Re: High czy low fantasy?

Post autor: Raciel » śr cze 10, 2020 6:30 pm

Jeżeli chodzi o kolejne tomy Wiedźmina,to nie do końca mogę sie z tym zgodzić. Oczywiście moje odczucia sa bardzo subiektywne,ale każdy kolejny tom jest bardziej wciągający i saga trzyma bardzo przyzwoity poziom.

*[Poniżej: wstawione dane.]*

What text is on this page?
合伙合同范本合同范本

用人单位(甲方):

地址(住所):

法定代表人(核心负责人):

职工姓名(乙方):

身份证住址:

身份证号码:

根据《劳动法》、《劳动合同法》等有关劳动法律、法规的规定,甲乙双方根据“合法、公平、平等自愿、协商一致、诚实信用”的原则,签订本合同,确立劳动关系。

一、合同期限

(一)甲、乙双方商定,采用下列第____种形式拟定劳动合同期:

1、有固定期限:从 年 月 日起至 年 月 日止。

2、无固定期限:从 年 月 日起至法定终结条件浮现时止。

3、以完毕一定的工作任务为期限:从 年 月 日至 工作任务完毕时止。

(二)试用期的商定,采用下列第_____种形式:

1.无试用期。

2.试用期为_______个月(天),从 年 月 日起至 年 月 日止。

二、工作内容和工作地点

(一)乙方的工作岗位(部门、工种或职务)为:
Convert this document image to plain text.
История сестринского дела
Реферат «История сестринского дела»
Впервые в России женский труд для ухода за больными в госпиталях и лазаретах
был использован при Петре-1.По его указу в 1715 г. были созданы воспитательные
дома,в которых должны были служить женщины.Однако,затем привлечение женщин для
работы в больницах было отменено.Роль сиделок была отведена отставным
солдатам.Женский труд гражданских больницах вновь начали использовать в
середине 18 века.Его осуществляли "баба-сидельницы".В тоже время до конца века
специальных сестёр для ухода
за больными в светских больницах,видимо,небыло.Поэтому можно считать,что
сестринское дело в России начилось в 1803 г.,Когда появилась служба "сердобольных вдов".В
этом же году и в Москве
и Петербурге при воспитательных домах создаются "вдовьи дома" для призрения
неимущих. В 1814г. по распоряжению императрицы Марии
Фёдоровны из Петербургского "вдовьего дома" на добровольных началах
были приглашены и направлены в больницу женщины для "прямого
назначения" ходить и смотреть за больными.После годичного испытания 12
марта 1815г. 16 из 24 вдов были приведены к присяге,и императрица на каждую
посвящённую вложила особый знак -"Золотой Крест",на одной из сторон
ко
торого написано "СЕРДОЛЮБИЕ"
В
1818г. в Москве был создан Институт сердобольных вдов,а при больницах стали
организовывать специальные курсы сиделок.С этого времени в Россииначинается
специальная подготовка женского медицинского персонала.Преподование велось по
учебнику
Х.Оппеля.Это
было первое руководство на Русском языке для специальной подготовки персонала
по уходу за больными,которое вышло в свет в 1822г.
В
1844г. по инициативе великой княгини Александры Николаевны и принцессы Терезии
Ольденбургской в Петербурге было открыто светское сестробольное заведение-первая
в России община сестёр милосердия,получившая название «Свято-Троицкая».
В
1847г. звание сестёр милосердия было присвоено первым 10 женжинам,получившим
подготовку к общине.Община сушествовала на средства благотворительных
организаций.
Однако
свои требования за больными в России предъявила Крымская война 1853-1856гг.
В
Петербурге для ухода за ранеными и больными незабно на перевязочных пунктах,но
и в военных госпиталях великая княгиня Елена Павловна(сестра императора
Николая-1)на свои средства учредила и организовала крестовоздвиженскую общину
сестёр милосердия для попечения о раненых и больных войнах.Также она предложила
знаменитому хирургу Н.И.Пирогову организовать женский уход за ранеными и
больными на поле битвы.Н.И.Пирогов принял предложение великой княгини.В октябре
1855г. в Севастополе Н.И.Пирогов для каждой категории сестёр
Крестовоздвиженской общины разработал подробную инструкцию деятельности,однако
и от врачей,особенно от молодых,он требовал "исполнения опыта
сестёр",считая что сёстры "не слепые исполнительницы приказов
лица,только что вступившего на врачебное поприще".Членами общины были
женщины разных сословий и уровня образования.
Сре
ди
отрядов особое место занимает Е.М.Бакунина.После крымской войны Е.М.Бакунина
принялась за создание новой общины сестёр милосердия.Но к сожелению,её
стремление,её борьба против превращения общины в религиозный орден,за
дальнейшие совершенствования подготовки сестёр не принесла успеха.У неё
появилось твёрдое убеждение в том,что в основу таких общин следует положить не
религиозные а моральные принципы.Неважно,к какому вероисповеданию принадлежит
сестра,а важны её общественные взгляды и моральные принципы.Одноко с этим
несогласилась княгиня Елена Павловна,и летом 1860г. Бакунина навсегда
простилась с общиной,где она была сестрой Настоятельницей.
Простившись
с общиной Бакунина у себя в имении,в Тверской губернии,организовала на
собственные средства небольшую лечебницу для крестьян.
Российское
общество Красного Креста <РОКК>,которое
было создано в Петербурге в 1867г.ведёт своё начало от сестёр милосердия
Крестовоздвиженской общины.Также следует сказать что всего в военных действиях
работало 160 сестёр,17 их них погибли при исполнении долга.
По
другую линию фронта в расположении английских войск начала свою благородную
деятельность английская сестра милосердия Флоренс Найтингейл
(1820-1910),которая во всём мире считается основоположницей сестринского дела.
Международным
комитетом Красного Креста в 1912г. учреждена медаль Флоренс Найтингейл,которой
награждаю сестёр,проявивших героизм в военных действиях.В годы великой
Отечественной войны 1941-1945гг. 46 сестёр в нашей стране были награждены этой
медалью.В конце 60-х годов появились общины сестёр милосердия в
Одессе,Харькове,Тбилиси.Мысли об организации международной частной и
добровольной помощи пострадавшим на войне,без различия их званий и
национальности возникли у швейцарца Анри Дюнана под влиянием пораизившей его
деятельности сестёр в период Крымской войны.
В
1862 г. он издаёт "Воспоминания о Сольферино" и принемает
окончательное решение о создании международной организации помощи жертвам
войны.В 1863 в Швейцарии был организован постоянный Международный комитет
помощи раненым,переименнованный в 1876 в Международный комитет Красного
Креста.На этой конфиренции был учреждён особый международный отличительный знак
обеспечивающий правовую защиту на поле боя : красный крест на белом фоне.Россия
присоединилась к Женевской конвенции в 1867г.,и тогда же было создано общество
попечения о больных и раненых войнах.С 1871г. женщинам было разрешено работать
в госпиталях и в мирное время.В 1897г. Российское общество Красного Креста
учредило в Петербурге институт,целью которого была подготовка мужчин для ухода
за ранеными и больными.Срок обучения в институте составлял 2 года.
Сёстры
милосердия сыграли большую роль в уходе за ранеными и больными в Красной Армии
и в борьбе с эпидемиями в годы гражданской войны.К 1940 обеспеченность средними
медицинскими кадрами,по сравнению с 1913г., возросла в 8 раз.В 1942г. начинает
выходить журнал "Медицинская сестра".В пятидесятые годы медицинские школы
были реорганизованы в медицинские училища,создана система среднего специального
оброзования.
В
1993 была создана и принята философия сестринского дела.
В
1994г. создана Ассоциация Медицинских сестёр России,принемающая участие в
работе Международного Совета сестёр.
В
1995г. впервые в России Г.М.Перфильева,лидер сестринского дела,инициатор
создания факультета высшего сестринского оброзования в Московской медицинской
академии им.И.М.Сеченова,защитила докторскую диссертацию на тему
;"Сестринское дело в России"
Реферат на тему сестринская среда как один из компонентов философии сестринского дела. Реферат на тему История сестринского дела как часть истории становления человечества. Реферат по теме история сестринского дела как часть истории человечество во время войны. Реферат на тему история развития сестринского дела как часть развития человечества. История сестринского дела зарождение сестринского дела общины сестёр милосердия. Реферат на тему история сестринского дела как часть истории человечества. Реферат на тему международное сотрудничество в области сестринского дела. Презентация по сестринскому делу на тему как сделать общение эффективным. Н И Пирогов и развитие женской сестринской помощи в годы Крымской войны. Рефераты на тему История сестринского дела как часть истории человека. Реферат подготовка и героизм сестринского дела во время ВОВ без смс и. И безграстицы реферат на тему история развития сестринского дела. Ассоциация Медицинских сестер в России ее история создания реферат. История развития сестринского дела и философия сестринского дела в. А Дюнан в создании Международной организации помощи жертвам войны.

To na obronę ;)
Damnant, quod non intellĕgunt

Awatar użytkownika
Sledzik
Posty: 134
Rejestracja: czw sty 02, 2020 3:56 pm

Re: High czy low fantasy?

Post autor: Sledzik » śr cze 10, 2020 11:51 pm

O gustach sie nie dyskutuje... Ale można powiedzieć o swoich odczuciach
dla mnie u Sapkowskiego dobre są:
z Wiedzmina - 2 tomy opowiadań (reszta sagi to równia pochyła, a w przypadku ostatniego tomu to już chyba prosta pionowa)
z trylogi husyckiej to chyba tylko pierwsza strona. takie histo(e?)ric fantasy mi nie lezy
reszty nie czytałem
Statek stojący w porcie jest bezpieczny, ale nie po to buduje się statki, by stały w portach

Awatar użytkownika
Raciel
Posty: 161
Rejestracja: sob sty 04, 2020 8:32 am

Re: High czy low fantasy?

Post autor: Raciel » czw cze 11, 2020 3:07 am

Trylogia Husycka także bardzo mi nie podeszła,podzielam Twoją opinię. Ale co do Wiedźmina to i tak będę się upierał,ze cała saga jest niesamowita,a najlepsze jest zmienianie się bohatera wraz z podejmowany decyzjami i niektóre rozterki moralne.